Il est difficile de définir ce qu’est la communication. Depuis la fin de la 2ème guerre mondiale, de nombreux chercheurs se sont penchés sur ce sujet : Shannon et Weaver avec leur modèle linéaire de transmission du message ; Lasswell avec son modèle de communication de masse ; Jakobson et ses recherches axées sur la linguistique ; Mac Luhan, Gerbner, Riley, le philosophe Habermas…

A partir des années 70, le mot communication renvoie à plusieurs problématiques plus ou moins enchevêtrées : les médias de masse (presse, radio, TV), le développement parallèle de la communication publicitaire, du marketing politique et de la communication d’entreprise, les transformations de la communication interpersonnelle puis le début  de ce qu’on appelle alors les nouvelles technologies de l’information et de la communication (NTIC) et l’arrivée d’internet. Ces nouveaux outils de communication ont considérablement brouillé la signification et la compréhension du mot.

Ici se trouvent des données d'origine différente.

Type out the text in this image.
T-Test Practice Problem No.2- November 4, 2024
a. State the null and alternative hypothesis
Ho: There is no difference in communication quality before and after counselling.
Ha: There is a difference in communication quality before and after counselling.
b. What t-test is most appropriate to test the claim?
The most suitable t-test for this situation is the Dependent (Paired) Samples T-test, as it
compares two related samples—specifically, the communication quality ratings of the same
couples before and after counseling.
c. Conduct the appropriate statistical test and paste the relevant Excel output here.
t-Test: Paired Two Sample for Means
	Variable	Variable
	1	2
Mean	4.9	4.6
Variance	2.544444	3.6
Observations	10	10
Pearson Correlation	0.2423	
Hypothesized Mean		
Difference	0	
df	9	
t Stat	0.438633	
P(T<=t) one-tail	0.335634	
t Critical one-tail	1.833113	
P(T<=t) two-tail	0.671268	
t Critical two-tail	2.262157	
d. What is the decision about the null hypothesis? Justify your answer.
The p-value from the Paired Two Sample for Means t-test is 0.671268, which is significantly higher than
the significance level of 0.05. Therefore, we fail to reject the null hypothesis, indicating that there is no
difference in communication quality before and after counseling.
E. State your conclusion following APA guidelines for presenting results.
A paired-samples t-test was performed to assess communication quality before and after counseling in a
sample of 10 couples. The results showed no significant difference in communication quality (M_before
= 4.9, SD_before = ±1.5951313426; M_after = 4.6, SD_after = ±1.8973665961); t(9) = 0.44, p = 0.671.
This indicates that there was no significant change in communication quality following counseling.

C’est la raison pour laquelle « les sciences de la communication, pluridisciplinaires par nature ne possèdent ni modèle ni champs de recherche unifié »(1) . D’où la difficulté d’en cerner les contours et de leur trouver une identité propre. C’est ainsi que l’on peut se demander ce que l’on peut bien apprendre pour devenir un professionnel de communication ?

De fait, pour une école qui a l’ambition de préparer des futurs professionnels la seule réalité qui compte est celle du marché. Il s’agit de préparer des collaborateurs fiables qui maitrisent à la fois les enjeux et les techniques de communication utilisées aujourd’hui dans les entreprises.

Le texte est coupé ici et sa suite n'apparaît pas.